После того, как с войной было покончено, Солли и я специально вернулись в Освенцим, чтобы показать союзным войскам, где мы выложили цементом дыру в стене карцерного блока, чтобы спрятать там списки, составлявшиеся нами в течение нескольких месяцев. Наши сведения помогли разоблачить и повесить девять офицеров СС и четырнадцать охранников; мы продолжали собирать данные, казавшиеся нам такими важными, но вскоре поняли, что это пустое занятие. Эти царапины на лице Сатаны просто-напросто помогали нам поддерживать в себе бодрость духа.
Солли мало изменился за двадцать лет. Внешне он переменился, но по существу остался тем же самым Солли. Его можно было назвать самым добрым человеком на свете, таким он и был в действительности, если только не доводить его до ярости. Ярость его была холодна, как невзорвавшаяся бомба.
Я и теперь ощущал дремлющую в нем злость и понял, что он никогда не успокоится.
– Я только вчера вечером узнал, что ты в Берлине, – сказал я.
– И тут же приехал повидать меня? Как это мило с твоей стороны!
Можно пройти с человеком через все круги ада и все же не знать, о чем заговорить с ним при встрече, разве что: “А помнишь старину такого-то?”. Но было мало людей, которых мы хотели бы вспомнить.
– Что ты делаешь в Берлине? – спросил он. Мы сидели в его кабинетике одни, но видели головы двух его ассистентов, работавших в лаборатории. Нас отделяла стеклянная перегородка.
– Все те же бациллы, Солли?
– О да! – Он улыбнулся.
Когда нам довелось встретиться в Мюнхене, он уже был членом Международного объединения бактериологов, которые собрались там для обсуждения каких-то проблем, связанных с бактериологической войной. Хотя эта область была далека от меня, я знал, что он был в ней признанным авторитетом.

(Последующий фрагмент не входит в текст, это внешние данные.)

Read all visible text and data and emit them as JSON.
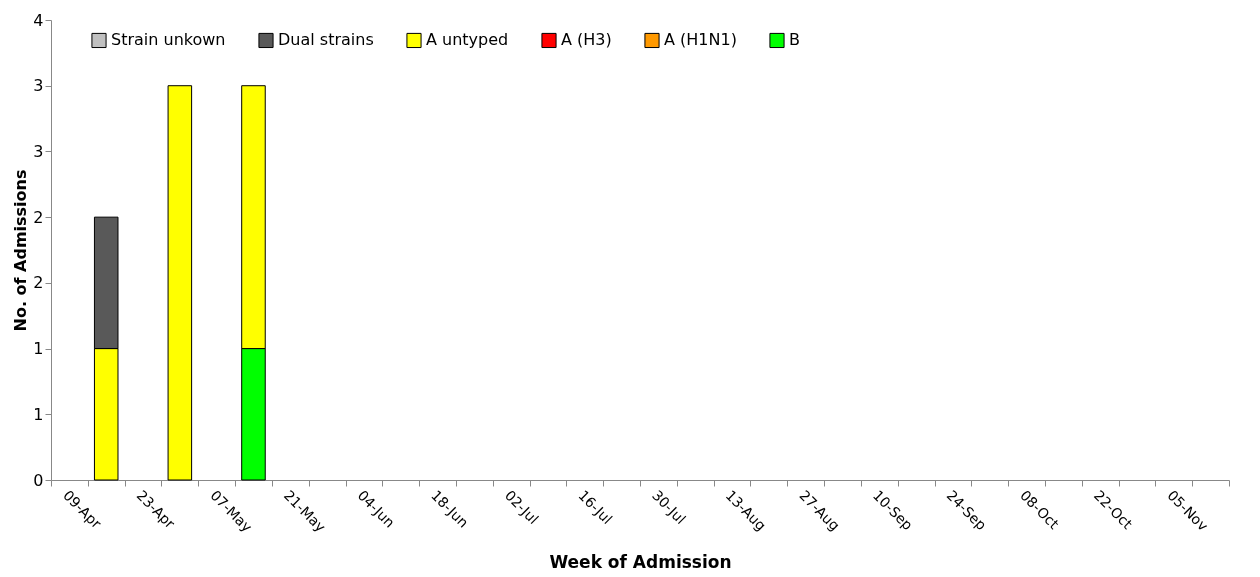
{
  "chart_data": {
    "type": "bar",
    "stacked": true,
    "xlabel": "Week of Admission",
    "ylabel": "No. of Admissions",
    "categories": [
      "09-Apr",
      null,
      "23-Apr",
      null,
      "07-May",
      null,
      "21-May",
      null,
      "04-Jun",
      null,
      "18-Jun",
      null,
      "02-Jul",
      null,
      "16-Jul",
      null,
      "30-Jul",
      null,
      "13-Aug",
      null,
      "27-Aug",
      null,
      "10-Sep",
      null,
      "24-Sep",
      null,
      "08-Oct",
      null,
      "22-Oct",
      null,
      "05-Nov",
      null
    ],
    "series": [
      {
        "name": "B",
        "color": "#00ff00",
        "values": [
          null,
          null,
          null,
          null,
          null,
          1,
          null,
          null,
          null,
          null,
          null,
          null,
          null,
          null,
          null,
          null,
          null,
          null,
          null,
          null,
          null,
          null,
          null,
          null,
          null,
          null,
          null,
          null,
          null,
          null,
          null,
          null
        ]
      },
      {
        "name": "A (H1N1)",
        "color": "#ff9900",
        "values": [
          null,
          null,
          null,
          null,
          null,
          null,
          null,
          null,
          null,
          null,
          null,
          null,
          null,
          null,
          null,
          null,
          null,
          null,
          null,
          null,
          null,
          null,
          null,
          null,
          null,
          null,
          null,
          null,
          null,
          null,
          null,
          null
        ]
      },
      {
        "name": "A (H3)",
        "color": "#ff0000",
        "values": [
          null,
          null,
          null,
          null,
          null,
          null,
          null,
          null,
          null,
          null,
          null,
          null,
          null,
          null,
          null,
          null,
          null,
          null,
          null,
          null,
          null,
          null,
          null,
          null,
          null,
          null,
          null,
          null,
          null,
          null,
          null,
          null
        ]
      },
      {
        "name": "A untyped",
        "color": "#ffff00",
        "values": [
          null,
          1,
          null,
          3,
          null,
          2,
          null,
          null,
          null,
          null,
          null,
          null,
          null,
          null,
          null,
          null,
          null,
          null,
          null,
          null,
          null,
          null,
          null,
          null,
          null,
          null,
          null,
          null,
          null,
          null,
          null,
          null
        ]
      },
      {
        "name": "Dual strains",
        "color": "#595959",
        "values": [
          null,
          1,
          null,
          null,
          null,
          null,
          null,
          null,
          null,
          null,
          null,
          null,
          null,
          null,
          null,
          null,
          null,
          null,
          null,
          null,
          null,
          null,
          null,
          null,
          null,
          null,
          null,
          null,
          null,
          null,
          null,
          null
        ]
      },
      {
        "name": "Strain unkown",
        "color": "#c0c0c0",
        "values": [
          null,
          null,
          null,
          null,
          null,
          null,
          null,
          null,
          null,
          null,
          null,
          null,
          null,
          null,
          null,
          null,
          null,
          null,
          null,
          null,
          null,
          null,
          null,
          null,
          null,
          null,
          null,
          null,
          null,
          null,
          null,
          null
        ]
      }
    ],
    "ylim": [
      0,
      3.5
    ],
    "yticks": [
      0,
      {
        "value": 0.5,
        "label": "1"
      },
      1,
      {
        "value": 1.5,
        "label": "2"
      },
      2,
      {
        "value": 2.5,
        "label": "3"
      },
      3,
      {
        "value": 3.5,
        "label": "4"
      }
    ],
    "legend": "top"
  }
}
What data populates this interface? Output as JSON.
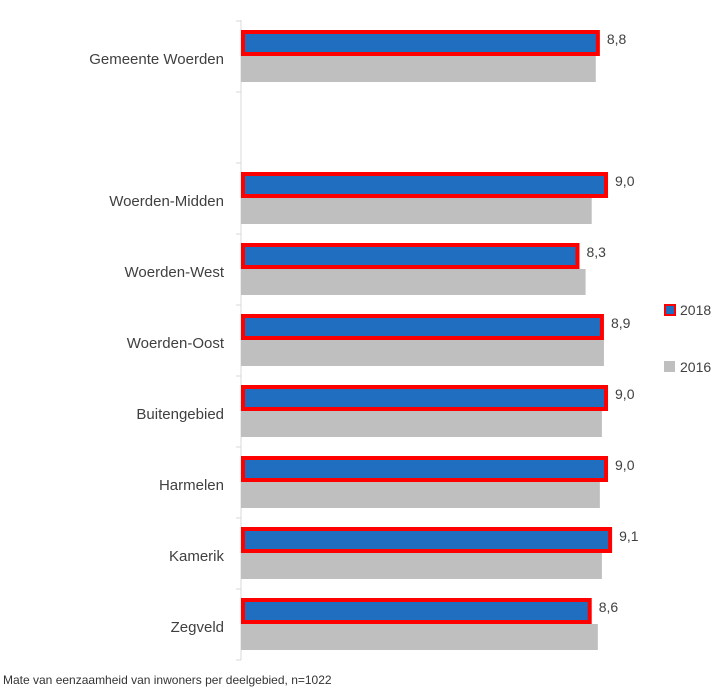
{
  "chart_data": {
    "type": "bar",
    "orientation": "horizontal",
    "categories": [
      "Gemeente Woerden",
      "",
      "Woerden-Midden",
      "Woerden-West",
      "Woerden-Oost",
      "Buitengebied",
      "Harmelen",
      "Kamerik",
      "Zegveld"
    ],
    "series": [
      {
        "name": "2018",
        "values": [
          8.8,
          null,
          9.0,
          8.3,
          8.9,
          9.0,
          9.0,
          9.1,
          8.6
        ],
        "fill": "#1F6EBF",
        "border": "#FF0000"
      },
      {
        "name": "2016",
        "values": [
          8.7,
          null,
          8.6,
          8.45,
          8.9,
          8.85,
          8.8,
          8.85,
          8.75
        ],
        "fill": "#BFBFBF"
      }
    ],
    "data_labels": [
      "8,8",
      "",
      "9,0",
      "8,3",
      "8,9",
      "9,0",
      "9,0",
      "9,1",
      "8,6"
    ],
    "xlim": [
      0,
      10
    ],
    "legend": {
      "position": "right",
      "entries": [
        "2018",
        "2016"
      ]
    },
    "grid": false
  },
  "footnote": "Mate van eenzaamheid van inwoners per deelgebied, n=1022",
  "colors": {
    "series_2018": "#1F6EBF",
    "series_2018_border": "#FF0000",
    "series_2016": "#BFBFBF",
    "axis": "#D9D9D9",
    "text": "#404040"
  }
}
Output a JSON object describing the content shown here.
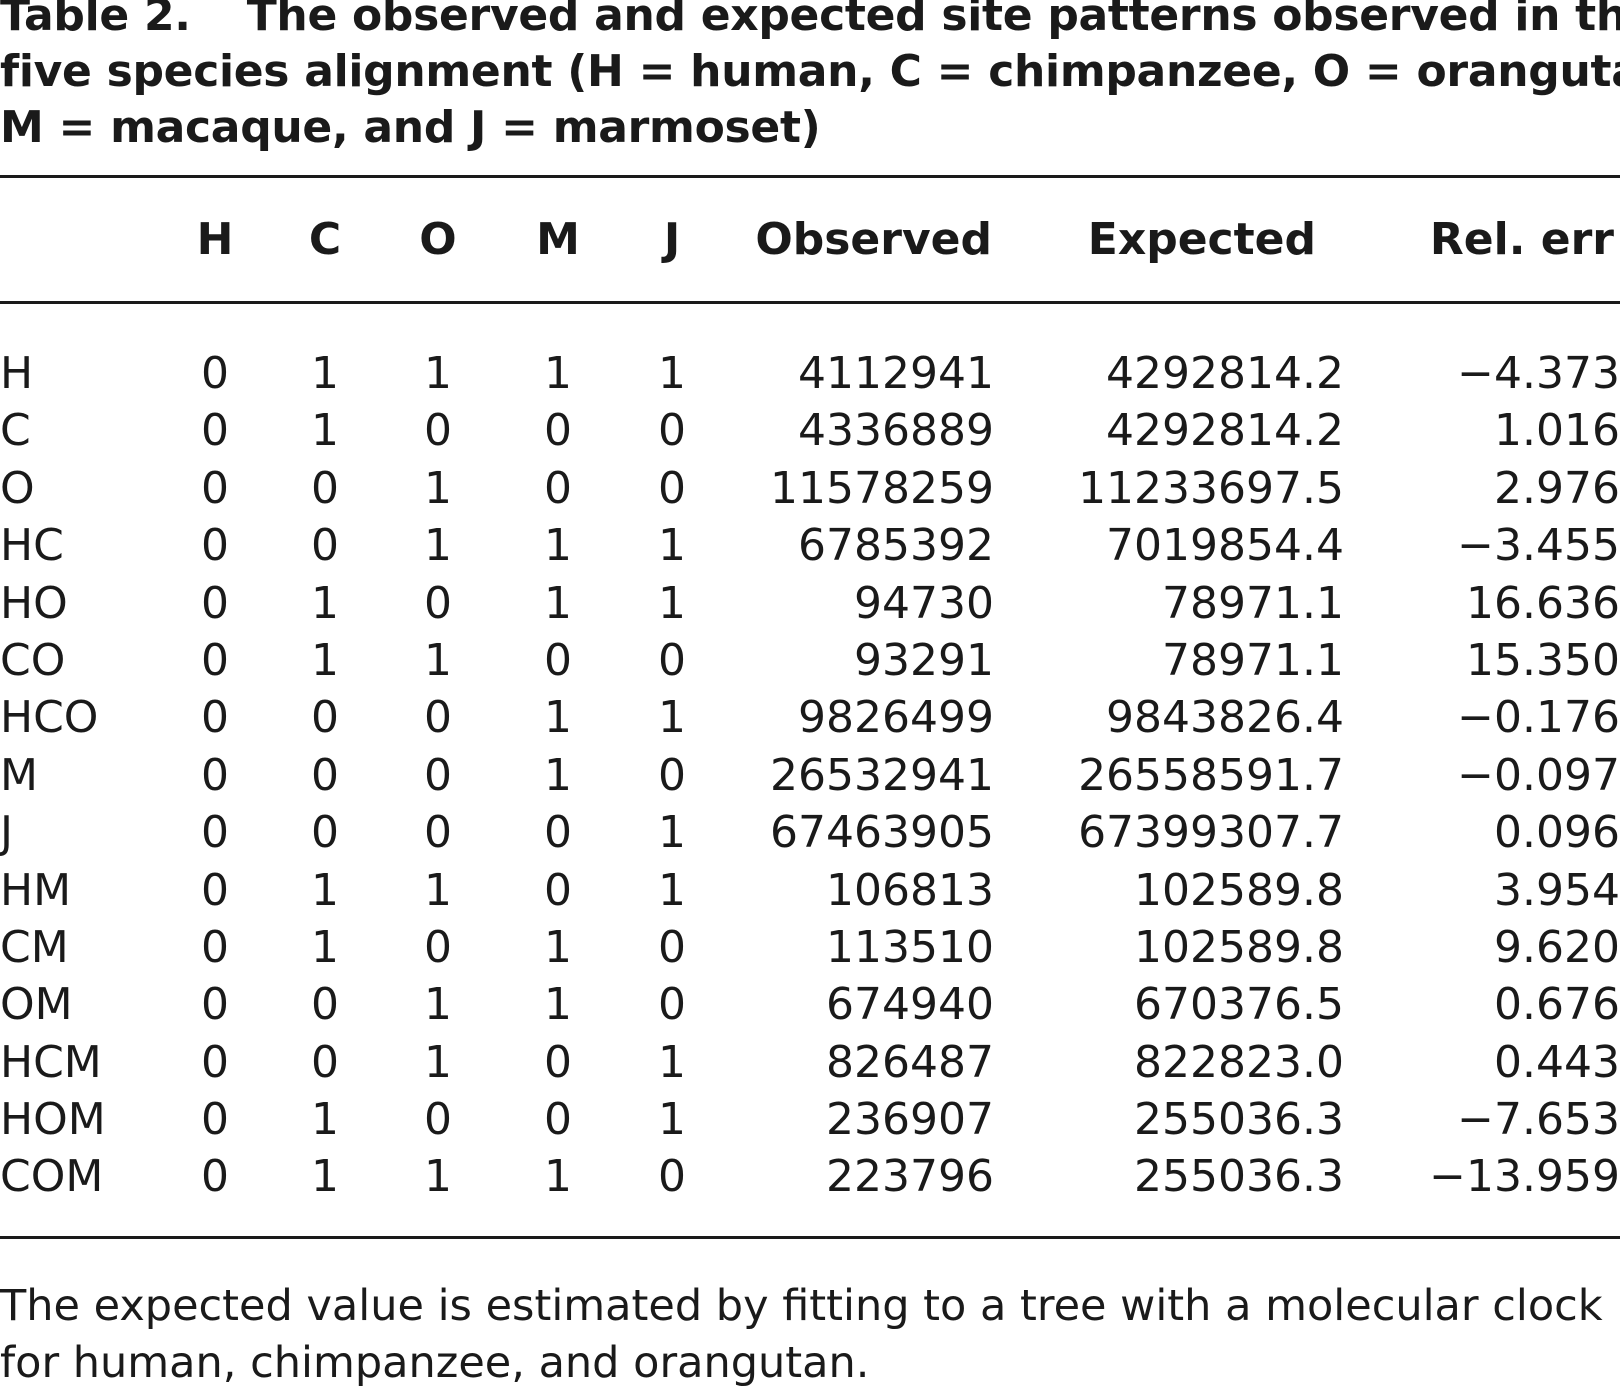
{
  "caption": {
    "label": "Table 2.",
    "line1": "The observed and expected site patterns observed in the",
    "line2": "five species alignment (H = human, C = chimpanzee, O = orangutan,",
    "line3": "M = macaque, and J = marmoset)"
  },
  "columns": {
    "pattern": "",
    "h": "H",
    "c": "C",
    "o": "O",
    "m": "M",
    "j": "J",
    "observed": "Observed",
    "expected": "Expected",
    "rel_err": "Rel. err"
  },
  "rows": [
    {
      "pattern": "H",
      "h": "0",
      "c": "1",
      "o": "1",
      "m": "1",
      "j": "1",
      "observed": "4112941",
      "expected": "4292814.2",
      "rel_err": "−4.373"
    },
    {
      "pattern": "C",
      "h": "0",
      "c": "1",
      "o": "0",
      "m": "0",
      "j": "0",
      "observed": "4336889",
      "expected": "4292814.2",
      "rel_err": "1.016"
    },
    {
      "pattern": "O",
      "h": "0",
      "c": "0",
      "o": "1",
      "m": "0",
      "j": "0",
      "observed": "11578259",
      "expected": "11233697.5",
      "rel_err": "2.976"
    },
    {
      "pattern": "HC",
      "h": "0",
      "c": "0",
      "o": "1",
      "m": "1",
      "j": "1",
      "observed": "6785392",
      "expected": "7019854.4",
      "rel_err": "−3.455"
    },
    {
      "pattern": "HO",
      "h": "0",
      "c": "1",
      "o": "0",
      "m": "1",
      "j": "1",
      "observed": "94730",
      "expected": "78971.1",
      "rel_err": "16.636"
    },
    {
      "pattern": "CO",
      "h": "0",
      "c": "1",
      "o": "1",
      "m": "0",
      "j": "0",
      "observed": "93291",
      "expected": "78971.1",
      "rel_err": "15.350"
    },
    {
      "pattern": "HCO",
      "h": "0",
      "c": "0",
      "o": "0",
      "m": "1",
      "j": "1",
      "observed": "9826499",
      "expected": "9843826.4",
      "rel_err": "−0.176"
    },
    {
      "pattern": "M",
      "h": "0",
      "c": "0",
      "o": "0",
      "m": "1",
      "j": "0",
      "observed": "26532941",
      "expected": "26558591.7",
      "rel_err": "−0.097"
    },
    {
      "pattern": "J",
      "h": "0",
      "c": "0",
      "o": "0",
      "m": "0",
      "j": "1",
      "observed": "67463905",
      "expected": "67399307.7",
      "rel_err": "0.096"
    },
    {
      "pattern": "HM",
      "h": "0",
      "c": "1",
      "o": "1",
      "m": "0",
      "j": "1",
      "observed": "106813",
      "expected": "102589.8",
      "rel_err": "3.954"
    },
    {
      "pattern": "CM",
      "h": "0",
      "c": "1",
      "o": "0",
      "m": "1",
      "j": "0",
      "observed": "113510",
      "expected": "102589.8",
      "rel_err": "9.620"
    },
    {
      "pattern": "OM",
      "h": "0",
      "c": "0",
      "o": "1",
      "m": "1",
      "j": "0",
      "observed": "674940",
      "expected": "670376.5",
      "rel_err": "0.676"
    },
    {
      "pattern": "HCM",
      "h": "0",
      "c": "0",
      "o": "1",
      "m": "0",
      "j": "1",
      "observed": "826487",
      "expected": "822823.0",
      "rel_err": "0.443"
    },
    {
      "pattern": "HOM",
      "h": "0",
      "c": "1",
      "o": "0",
      "m": "0",
      "j": "1",
      "observed": "236907",
      "expected": "255036.3",
      "rel_err": "−7.653"
    },
    {
      "pattern": "COM",
      "h": "0",
      "c": "1",
      "o": "1",
      "m": "1",
      "j": "0",
      "observed": "223796",
      "expected": "255036.3",
      "rel_err": "−13.959"
    }
  ],
  "footnote": {
    "line1": "The expected value is estimated by fitting to a tree with a molecular clock",
    "line2": "for human, chimpanzee, and orangutan."
  }
}
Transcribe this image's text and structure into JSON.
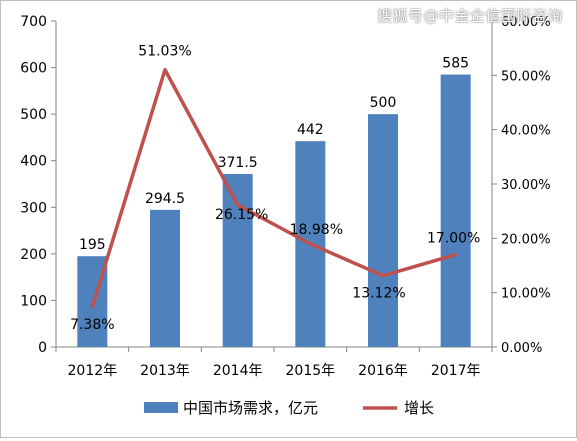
{
  "watermark": "搜狐号@中金企信国际咨询",
  "chart_data": {
    "type": "bar",
    "categories": [
      "2012年",
      "2013年",
      "2014年",
      "2015年",
      "2016年",
      "2017年"
    ],
    "series": [
      {
        "name": "中国市场需求，亿元",
        "type": "bar",
        "axis": "left",
        "values": [
          195,
          294.5,
          371.5,
          442,
          500,
          585
        ],
        "labels": [
          "195",
          "294.5",
          "371.5",
          "442",
          "500",
          "585"
        ]
      },
      {
        "name": "增长",
        "type": "line",
        "axis": "right",
        "values": [
          7.38,
          51.03,
          26.15,
          18.98,
          13.12,
          17.0
        ],
        "labels": [
          "7.38%",
          "51.03%",
          "26.15%",
          "18.98%",
          "13.12%",
          "17.00%"
        ]
      }
    ],
    "left_axis": {
      "ylim": [
        0,
        700
      ],
      "ticks": [
        "0",
        "100",
        "200",
        "300",
        "400",
        "500",
        "600",
        "700"
      ]
    },
    "right_axis": {
      "ylim": [
        0,
        60
      ],
      "ticks": [
        "0.00%",
        "10.00%",
        "20.00%",
        "30.00%",
        "40.00%",
        "50.00%",
        "60.00%"
      ]
    },
    "legend_position": "bottom",
    "grid": false,
    "colors": {
      "bar": "#4f81bd",
      "line": "#c0504d",
      "axis": "#868686"
    }
  }
}
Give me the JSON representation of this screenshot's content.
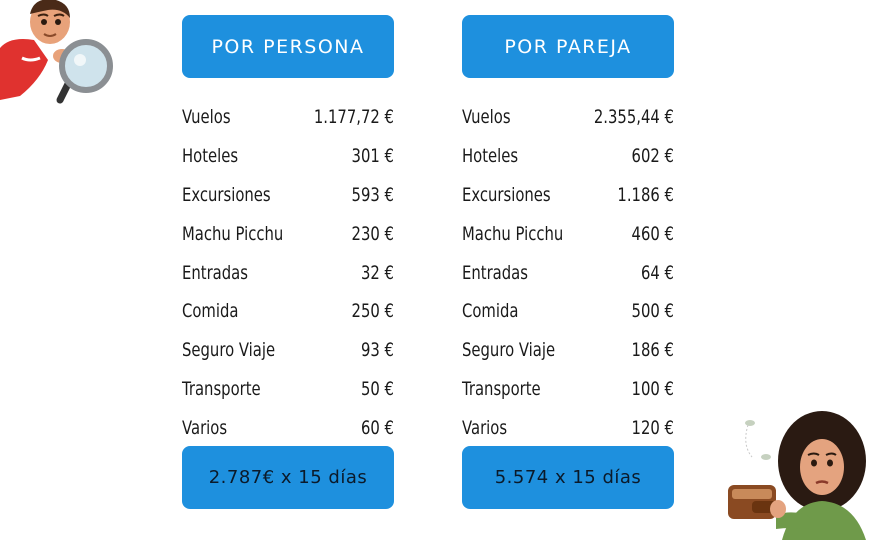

– Кельнский университет субсидирует мою лабораторию, – сказал Солли.
– Поздравляю.
Повсюду стояли контрольные склянки с плесенью и различными культурами. Солли рассказывал о своей работе, часто перебивая себя и глядя на меня с дьявольским восторгом. Время от времени он склонял голову набок, посматривал сквозь стеклянную перегородку и затем оборачивался ко мне с таким видом, словно хотел поведать какую-то важную тайну. Но глаза его тут же потухали, и я видел, что он сдерживает свое желание открыться мне. В эти моменты он казался мне таким, каким я запомнил его, когда прибывших в лагерь мужчин и женщин, спускавшихся по сходням из фургонов, отделяли друг от друга.
Когда от него оттащили его молодую жену, взор у него был такой же вялый, словно он вот-вот умрет.
Рассказав мне о своей работе, он умолк; больше говорить нам было не о чем, и мы знали это.